通过使用InputFormat，MapReduce框架可以做到：

1.验证作业输入的正确性。

2.将输入文件切分成逻辑的InputSplits，一个InputSplit将被分配给一个单独的MapTask。

3.提供RecordReader的实现，这个RecordReader会从InputSplit中正确读出一条一条的K-V对供Mapper使用。

public abstract class InputFormat<K, V> {

 
  public abstract 
    List<InputSplit> getSplits(JobContext context
                               ) throws IOException, InterruptedException;
  
 
  public abstract 
    RecordReader<K,V> createRecordReader(InputSplit split,
                                         TaskAttemptContext context
                                        ) throws IOException, 
                                                 InterruptedException;

}

上面是InputFormat的源码，getSplits()是用来获取由输入文件计算出来的InputSplits，我们在后面会看到计算InputSplit的时候会考虑到输入文件是否可分割、文件存储时分块的大小和文件大小等因素；而createRecordReader()提供了前面第三点所说的RecordReader的实现，以将K-V对从InputSplit中正确读取出来，比如LineRecordReader就以偏移值为key，一行数据为value的形式读取分片的。

FileInputFormat：

PathFilter被用来进行文件刷选，这样我们就可以控制哪些文件要被作为输入，哪些不作为输入，PathFIlter有一个accept(Path)方法，当接收的Path要被包含进来，就返回true，否则返回false。可以通过设置mapred.input.pathFIlter.class来设置用户自定义的PathFilter。
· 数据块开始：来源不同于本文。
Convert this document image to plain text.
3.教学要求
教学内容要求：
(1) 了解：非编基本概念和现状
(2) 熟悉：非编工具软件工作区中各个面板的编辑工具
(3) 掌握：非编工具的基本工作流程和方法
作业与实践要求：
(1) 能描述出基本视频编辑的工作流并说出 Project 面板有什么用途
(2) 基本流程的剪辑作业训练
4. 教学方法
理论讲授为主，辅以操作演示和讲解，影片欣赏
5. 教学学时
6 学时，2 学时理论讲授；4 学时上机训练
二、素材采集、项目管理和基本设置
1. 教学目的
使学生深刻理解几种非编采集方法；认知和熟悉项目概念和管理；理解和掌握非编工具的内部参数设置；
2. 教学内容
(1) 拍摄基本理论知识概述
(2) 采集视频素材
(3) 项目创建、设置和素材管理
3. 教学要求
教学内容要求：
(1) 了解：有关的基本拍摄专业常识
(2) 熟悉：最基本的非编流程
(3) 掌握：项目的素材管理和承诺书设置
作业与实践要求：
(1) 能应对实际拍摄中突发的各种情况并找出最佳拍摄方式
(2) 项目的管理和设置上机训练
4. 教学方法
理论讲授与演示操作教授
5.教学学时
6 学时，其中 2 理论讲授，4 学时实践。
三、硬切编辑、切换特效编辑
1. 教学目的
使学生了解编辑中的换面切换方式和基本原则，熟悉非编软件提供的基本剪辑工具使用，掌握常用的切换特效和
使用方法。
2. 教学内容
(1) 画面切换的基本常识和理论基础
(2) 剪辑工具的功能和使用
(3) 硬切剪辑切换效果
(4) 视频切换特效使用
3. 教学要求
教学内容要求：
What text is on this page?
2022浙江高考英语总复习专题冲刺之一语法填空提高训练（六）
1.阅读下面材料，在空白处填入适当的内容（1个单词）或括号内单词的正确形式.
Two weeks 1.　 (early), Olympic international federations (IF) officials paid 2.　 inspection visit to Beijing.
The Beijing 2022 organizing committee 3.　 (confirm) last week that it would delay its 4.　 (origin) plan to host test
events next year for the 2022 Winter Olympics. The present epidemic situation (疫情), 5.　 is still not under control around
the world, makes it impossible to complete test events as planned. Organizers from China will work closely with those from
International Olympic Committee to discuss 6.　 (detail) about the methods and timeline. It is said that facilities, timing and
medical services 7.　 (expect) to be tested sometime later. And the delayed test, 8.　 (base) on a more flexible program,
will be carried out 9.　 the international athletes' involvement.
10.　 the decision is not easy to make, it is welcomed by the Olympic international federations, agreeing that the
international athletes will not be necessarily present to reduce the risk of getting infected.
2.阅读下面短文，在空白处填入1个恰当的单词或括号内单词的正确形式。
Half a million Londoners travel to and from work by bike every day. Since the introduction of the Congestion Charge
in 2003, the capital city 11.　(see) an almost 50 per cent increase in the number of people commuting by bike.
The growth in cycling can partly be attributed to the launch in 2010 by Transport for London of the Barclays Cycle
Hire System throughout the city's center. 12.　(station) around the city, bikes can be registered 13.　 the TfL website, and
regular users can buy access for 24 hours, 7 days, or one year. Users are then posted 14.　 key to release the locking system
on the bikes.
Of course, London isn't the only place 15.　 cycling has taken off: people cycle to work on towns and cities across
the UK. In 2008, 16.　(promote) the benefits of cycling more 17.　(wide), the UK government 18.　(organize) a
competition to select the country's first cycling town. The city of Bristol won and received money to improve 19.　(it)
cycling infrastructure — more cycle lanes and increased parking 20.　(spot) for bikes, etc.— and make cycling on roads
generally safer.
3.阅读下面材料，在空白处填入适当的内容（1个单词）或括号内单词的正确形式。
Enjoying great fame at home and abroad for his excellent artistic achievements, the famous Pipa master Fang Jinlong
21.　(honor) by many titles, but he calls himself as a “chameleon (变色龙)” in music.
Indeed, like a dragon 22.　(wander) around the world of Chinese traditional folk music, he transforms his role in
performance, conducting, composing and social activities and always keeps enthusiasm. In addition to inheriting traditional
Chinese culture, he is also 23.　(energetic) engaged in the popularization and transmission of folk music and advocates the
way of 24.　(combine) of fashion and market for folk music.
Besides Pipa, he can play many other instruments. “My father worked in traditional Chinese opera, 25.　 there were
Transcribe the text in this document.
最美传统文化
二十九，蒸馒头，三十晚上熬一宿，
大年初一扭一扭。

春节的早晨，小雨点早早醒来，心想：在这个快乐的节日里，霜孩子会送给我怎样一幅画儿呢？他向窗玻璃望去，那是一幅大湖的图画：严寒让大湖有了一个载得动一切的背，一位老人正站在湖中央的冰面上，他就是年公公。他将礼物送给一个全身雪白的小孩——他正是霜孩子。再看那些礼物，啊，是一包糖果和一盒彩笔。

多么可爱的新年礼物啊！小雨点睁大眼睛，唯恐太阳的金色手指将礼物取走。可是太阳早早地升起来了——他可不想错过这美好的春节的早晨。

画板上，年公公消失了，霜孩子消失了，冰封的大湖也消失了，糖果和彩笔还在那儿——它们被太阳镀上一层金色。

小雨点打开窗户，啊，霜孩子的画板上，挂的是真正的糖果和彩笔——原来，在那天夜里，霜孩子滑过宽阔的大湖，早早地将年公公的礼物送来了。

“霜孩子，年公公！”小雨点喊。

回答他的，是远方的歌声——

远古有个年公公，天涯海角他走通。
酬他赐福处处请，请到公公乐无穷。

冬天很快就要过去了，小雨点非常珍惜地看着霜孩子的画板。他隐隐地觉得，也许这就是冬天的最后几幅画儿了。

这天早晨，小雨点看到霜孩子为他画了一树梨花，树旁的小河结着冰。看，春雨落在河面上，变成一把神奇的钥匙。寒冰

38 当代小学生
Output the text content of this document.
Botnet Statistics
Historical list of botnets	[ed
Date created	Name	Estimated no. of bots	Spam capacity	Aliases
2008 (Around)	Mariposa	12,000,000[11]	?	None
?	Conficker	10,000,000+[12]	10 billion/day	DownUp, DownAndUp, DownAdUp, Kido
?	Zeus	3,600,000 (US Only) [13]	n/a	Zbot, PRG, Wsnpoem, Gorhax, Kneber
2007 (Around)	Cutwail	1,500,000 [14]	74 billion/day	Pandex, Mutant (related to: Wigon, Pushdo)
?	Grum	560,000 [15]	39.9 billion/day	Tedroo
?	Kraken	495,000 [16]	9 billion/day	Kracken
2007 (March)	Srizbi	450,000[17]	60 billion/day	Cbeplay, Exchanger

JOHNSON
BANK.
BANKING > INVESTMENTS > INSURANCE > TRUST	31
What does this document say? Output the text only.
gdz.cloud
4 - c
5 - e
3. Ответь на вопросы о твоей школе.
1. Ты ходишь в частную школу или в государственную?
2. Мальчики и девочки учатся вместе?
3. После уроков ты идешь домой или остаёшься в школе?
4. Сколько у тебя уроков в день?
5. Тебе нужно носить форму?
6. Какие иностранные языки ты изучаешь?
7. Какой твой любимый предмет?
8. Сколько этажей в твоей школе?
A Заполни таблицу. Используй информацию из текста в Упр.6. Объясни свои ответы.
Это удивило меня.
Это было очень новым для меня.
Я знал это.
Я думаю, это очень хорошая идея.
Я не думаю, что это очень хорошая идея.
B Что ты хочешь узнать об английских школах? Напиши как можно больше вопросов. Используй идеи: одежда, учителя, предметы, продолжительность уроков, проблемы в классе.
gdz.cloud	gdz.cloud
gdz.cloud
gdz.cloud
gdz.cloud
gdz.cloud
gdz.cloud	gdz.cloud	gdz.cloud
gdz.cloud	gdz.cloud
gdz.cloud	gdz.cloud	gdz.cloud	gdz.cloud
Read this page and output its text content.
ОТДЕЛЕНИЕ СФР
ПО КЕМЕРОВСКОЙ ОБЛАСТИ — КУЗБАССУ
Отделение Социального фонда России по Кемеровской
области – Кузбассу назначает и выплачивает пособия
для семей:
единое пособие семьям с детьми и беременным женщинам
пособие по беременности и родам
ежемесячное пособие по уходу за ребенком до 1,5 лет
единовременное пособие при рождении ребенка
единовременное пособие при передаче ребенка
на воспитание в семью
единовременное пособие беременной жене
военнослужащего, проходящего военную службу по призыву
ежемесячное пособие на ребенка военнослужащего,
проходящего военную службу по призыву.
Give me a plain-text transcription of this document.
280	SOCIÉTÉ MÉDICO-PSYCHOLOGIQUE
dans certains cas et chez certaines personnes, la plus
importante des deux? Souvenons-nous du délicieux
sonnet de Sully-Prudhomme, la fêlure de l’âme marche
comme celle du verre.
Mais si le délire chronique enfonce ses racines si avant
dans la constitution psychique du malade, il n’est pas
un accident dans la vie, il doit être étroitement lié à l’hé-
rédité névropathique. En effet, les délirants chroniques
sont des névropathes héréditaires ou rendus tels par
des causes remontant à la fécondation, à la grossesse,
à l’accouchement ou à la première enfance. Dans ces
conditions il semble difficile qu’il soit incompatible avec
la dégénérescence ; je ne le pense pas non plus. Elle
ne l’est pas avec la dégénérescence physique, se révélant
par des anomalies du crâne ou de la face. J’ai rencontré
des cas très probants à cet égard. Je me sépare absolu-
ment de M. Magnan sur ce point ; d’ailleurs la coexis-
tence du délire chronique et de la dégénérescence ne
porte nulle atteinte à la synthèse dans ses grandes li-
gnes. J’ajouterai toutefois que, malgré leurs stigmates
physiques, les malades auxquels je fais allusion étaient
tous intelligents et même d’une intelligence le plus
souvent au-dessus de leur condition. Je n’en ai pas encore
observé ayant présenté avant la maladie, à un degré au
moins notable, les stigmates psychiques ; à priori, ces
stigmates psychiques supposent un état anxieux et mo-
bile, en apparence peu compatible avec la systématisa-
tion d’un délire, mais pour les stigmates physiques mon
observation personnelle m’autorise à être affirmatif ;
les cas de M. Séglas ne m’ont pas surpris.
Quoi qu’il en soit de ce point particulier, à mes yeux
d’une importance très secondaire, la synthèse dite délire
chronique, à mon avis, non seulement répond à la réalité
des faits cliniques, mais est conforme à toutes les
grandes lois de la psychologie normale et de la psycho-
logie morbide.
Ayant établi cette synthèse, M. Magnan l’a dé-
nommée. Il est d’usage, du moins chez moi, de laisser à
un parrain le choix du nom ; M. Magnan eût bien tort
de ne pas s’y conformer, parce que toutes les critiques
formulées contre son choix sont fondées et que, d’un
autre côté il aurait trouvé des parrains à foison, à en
public interface PathFilter {
  /**
   * Tests whether or not the specified abstract pathname should be
   * included in a pathname list.
   *
   * @param  path  The abstract pathname to be tested
   * @return  <code>true</code> if and only if <code>pathname</code>
   *          should be included
   */
  boolean accept(Path path);
}

FileInputFormat是InputFormat的子类，它包含了一个MultiPathFilter，这个MultiPathFilter由一个过滤隐藏文件(名字前缀'-'或'.')的PathFilter和一些可能存在的用户自定义的PathFilter组成，MultiPathFilter会在listStatus()方法中使用，而listStatus()方法又被getSplits()方法用来获取输入文件，也就是说实现了在获取输入分片前进行文件过滤。

 private static class MultiPathFilter implements PathFilter {
    private List<PathFilter> filters;

    public MultiPathFilter() {
      this.filters = new ArrayList<PathFilter>();
    }

    public MultiPathFilter(List<PathFilter> filters) {
      this.filters = filters;
    }

    public void add(PathFilter one) {
      filters.add(one);
    }

    public boolean accept(Path path) {
      for (PathFilter filter : filters) {
        if (filter.accept(path)) {
          return true;
        }
      }
      return false;
    }

    public String toString() {
      StringBuffer buf = new StringBuffer();
      buf.append("[");
      for (PathFilter f: filters) {
        buf.append(f);
        buf.append(",");
      }
      buf.append("]");
      return buf.toString();
    }
  }

这些PathFilter会在listStatus()方法中用到，listStatus()是用来获取输入数据列表的。

下面是FileInputFormat的getSplits()方法，它首先得到分片的最小值minSize和最大值maxSize，它们会被用来计算分片的大小。可以通过设置mapred.min.split.size和mapred.max.split.size来设置。splits集合可以用来存储计算得到的输入分片，files则存储作为由listStatus()获取的输入文件列表。然后对于每个输入文件，判断是否可以分割，通过computeSplits()计算出分片大小splitSize，计算方法是：Math.max(minSize,Math.min(maxSize,blockSize));也就是保证在minSize和maxSize之间，且如果minSize<=blockSize<=maxSize，则设blockSize。然后根据这个splitSize计算出每个文件的InputSplit集合，然后加入到列表splits集合中。注意到我们生成InputSplit的时候按上面说的使用文件路径，分片起始位置，分片大小和存放这个文件爱你的hosts列表来创建。最后我们还设置了输入文件数量：mapreduce.input.num.files。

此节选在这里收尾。